Report by Svetlana Yatsyk, PhD-student (Higher School of Economies, Moscow, Russia):

When writing this letter, I am still filled with enthusiasm: the summer school “Performance. History. Art. Culture” in Cluj-Napoca was an intellectual benefit not only for me but also for all the other participants I believe. One rarely experiences such an intense discussion held at the highest level with an enormous variety of topics and problems.

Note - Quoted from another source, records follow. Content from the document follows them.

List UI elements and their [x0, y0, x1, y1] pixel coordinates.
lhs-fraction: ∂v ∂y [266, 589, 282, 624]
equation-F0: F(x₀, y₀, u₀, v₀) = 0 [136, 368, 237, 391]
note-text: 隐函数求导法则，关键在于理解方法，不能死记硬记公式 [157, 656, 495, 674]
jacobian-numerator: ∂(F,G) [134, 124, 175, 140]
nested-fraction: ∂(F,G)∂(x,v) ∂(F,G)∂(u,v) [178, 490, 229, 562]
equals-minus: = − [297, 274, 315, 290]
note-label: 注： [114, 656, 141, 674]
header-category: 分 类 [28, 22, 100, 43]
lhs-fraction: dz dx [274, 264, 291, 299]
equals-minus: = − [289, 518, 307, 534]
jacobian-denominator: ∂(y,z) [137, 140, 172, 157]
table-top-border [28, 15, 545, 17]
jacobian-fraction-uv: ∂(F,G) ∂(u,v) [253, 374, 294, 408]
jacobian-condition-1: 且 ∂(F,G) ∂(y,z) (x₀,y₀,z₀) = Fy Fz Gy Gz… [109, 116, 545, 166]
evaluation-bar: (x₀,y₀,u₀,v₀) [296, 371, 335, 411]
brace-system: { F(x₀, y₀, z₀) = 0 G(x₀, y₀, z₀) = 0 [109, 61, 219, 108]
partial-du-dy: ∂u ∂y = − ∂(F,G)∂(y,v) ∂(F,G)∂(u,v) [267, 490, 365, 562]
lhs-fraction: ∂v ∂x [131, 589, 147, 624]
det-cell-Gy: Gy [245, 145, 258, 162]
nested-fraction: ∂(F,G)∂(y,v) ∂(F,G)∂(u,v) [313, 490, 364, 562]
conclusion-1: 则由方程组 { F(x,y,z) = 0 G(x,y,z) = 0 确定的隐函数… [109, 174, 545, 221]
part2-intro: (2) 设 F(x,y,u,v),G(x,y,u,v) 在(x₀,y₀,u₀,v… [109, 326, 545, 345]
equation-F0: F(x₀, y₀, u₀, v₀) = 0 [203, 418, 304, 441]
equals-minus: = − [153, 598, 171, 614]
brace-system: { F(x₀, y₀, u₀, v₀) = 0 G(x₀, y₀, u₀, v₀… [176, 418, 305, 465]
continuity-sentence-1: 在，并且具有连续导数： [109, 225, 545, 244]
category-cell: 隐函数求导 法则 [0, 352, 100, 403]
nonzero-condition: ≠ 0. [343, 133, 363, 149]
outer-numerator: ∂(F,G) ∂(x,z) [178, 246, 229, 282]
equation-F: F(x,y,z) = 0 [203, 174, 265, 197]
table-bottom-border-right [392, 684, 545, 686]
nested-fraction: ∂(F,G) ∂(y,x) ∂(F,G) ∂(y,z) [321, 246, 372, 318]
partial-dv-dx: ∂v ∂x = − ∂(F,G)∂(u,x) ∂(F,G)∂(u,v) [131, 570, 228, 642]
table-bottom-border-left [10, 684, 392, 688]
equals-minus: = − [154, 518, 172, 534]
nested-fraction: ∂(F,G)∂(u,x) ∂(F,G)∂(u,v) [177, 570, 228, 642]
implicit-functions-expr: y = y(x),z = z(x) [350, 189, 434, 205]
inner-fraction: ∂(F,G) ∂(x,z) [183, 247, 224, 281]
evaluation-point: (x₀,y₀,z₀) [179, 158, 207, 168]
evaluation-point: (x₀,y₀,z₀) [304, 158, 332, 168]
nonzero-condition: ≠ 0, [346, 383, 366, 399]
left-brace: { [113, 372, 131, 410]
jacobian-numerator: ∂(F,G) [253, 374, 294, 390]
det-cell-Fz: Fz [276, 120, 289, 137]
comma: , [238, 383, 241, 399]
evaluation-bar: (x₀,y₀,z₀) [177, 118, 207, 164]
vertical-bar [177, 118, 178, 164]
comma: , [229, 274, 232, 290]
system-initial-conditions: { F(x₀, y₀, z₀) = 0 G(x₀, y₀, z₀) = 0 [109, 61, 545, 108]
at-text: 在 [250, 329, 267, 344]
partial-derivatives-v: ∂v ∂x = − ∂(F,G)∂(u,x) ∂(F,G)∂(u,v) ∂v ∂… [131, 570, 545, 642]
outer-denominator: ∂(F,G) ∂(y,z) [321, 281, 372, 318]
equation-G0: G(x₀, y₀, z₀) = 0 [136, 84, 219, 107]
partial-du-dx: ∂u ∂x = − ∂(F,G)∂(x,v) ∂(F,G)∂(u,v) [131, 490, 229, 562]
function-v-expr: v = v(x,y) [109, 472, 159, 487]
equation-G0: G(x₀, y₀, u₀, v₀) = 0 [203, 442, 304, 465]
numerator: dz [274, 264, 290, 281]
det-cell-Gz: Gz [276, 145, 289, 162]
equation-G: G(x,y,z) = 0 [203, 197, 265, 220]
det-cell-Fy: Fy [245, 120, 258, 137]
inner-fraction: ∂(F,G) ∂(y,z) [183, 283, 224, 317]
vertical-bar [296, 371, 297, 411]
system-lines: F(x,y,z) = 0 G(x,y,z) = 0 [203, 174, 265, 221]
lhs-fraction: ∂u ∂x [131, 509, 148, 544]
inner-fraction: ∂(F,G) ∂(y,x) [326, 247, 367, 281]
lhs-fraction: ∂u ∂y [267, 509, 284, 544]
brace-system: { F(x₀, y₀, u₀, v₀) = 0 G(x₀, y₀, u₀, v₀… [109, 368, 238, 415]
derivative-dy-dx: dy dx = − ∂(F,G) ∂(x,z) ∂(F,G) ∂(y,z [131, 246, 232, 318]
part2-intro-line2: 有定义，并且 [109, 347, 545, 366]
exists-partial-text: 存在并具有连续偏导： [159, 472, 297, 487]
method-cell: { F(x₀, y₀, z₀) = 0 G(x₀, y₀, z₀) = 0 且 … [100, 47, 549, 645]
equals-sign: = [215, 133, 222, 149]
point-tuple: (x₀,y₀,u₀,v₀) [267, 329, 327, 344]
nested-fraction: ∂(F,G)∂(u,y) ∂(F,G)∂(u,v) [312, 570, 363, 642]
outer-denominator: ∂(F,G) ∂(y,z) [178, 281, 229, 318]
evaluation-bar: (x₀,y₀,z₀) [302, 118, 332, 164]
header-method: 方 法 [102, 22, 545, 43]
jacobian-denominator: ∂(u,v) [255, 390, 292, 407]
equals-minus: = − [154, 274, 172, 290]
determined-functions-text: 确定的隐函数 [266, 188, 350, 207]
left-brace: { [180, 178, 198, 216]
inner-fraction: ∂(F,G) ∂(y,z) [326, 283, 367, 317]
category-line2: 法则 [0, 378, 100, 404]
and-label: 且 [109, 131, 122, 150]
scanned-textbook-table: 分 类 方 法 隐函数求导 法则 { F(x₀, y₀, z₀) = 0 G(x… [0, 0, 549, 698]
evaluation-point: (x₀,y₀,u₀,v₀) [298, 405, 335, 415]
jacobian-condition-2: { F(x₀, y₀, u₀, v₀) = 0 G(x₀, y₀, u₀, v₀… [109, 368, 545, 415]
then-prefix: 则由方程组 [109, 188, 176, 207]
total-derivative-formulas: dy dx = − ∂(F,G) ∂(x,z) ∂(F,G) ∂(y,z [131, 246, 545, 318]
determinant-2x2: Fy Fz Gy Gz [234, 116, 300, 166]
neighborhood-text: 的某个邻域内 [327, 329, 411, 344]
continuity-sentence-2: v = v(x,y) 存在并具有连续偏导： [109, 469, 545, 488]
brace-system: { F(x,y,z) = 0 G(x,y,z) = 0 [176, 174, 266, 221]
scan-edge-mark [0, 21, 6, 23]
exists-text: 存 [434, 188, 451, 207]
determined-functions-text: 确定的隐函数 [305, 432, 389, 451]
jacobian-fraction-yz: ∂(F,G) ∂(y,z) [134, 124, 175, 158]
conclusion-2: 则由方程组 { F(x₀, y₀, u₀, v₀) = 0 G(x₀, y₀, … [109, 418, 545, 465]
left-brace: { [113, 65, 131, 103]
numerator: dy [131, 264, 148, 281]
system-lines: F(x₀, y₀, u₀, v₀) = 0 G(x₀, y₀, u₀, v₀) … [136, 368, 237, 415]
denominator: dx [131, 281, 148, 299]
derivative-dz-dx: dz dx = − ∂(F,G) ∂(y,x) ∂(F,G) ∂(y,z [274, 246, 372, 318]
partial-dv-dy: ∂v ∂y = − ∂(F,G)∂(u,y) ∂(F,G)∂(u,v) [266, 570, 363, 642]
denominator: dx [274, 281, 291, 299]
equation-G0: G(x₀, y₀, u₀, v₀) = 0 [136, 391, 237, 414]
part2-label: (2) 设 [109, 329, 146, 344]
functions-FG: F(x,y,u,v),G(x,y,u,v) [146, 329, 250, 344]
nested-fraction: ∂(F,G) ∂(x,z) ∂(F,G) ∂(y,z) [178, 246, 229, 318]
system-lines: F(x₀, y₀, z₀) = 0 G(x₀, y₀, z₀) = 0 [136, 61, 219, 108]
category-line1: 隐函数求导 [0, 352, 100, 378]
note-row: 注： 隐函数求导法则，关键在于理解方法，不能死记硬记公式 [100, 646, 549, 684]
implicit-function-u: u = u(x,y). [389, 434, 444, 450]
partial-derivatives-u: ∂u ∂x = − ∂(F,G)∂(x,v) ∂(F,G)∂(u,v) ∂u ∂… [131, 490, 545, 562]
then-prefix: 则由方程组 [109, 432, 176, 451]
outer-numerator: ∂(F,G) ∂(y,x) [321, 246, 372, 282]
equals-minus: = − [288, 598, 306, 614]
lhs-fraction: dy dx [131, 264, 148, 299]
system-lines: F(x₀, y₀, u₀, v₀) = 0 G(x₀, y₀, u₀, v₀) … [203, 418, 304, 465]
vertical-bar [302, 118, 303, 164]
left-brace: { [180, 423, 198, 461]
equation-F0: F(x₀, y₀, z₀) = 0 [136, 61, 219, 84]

It was not the first Summer School of this kind organized by the Graduate School. Last year a similar school focusing on “Area Studies in a Globalized World” was held at the Central European University in Budapest. These schools always take place in Central, Eastern and South-eastern Europe and are carried out in cooperation with local universities. What all these summer schools have in common, is their interdisciplinary approach: both the lectures and the reader cover the main subject of the school from points of view of different social sciences and by the examples of different Eastern and Southeast European regions. Taking place at Cluj-Napoca, a western Romanian city, this year's summer school brought together professors, PhD-students and graduate-students from Berlin, Munich, Krakow, Bucharest, Belgrade, Trier, Regensburg, Moscow, Cluj et al. The very intense schedule of the summer school consisted of a seminar and discussion part in the morning, supplemented by lectures and cultural
activities such as sight-seeing, performances of local artists and meeting with Romanian dissidents in the afternoons. During the seminars we discussed articles that included the classical works on performative studies (“How to do things with words” by John L. Austin and “The Transformative Power of Performance” by Erika Fischer-Lichte) as well as works demonstrating the application of performative approach to highly specialised fields of knowledge such as an article of the performance theorist and theatre director Richard Schechner. Apart from clarification of terms and text critique, the participants were expected to try to apply the introduced method to their own researches. It was not easy sometimes. I for instance, as a person working with legal documents and reflecting the procedure of canonization, had never thought about exploiting the performative approach in my work. But during the summer school I gained an intellectually enriching experience that prompted me to engage with research far from my own
field of experience, to place my work within a comparative context and to direct attention to the liturgical aspects
of canonization. Another strength of the summer school was that it gave its participants the possibility to deeply engage with scholars and young researchers from a great variety of fields of expertise and several different countries. The interdisciplinary character of the school resulted particularly valuable. I am sure that this experience broadened and refined my view on performative methodologies and strategies of research, their advantages as well as their limits. Finally I would like to warmly thank the organizers for the excellent Summer School. The management was outstanding and the hospitality shown to us was more than generous. I felt very welcomed and I enjoyed both the intense work at the school and the excursions. I consider this meeting a precious opportunity in my academic career and a very promising starting point for further collaborations.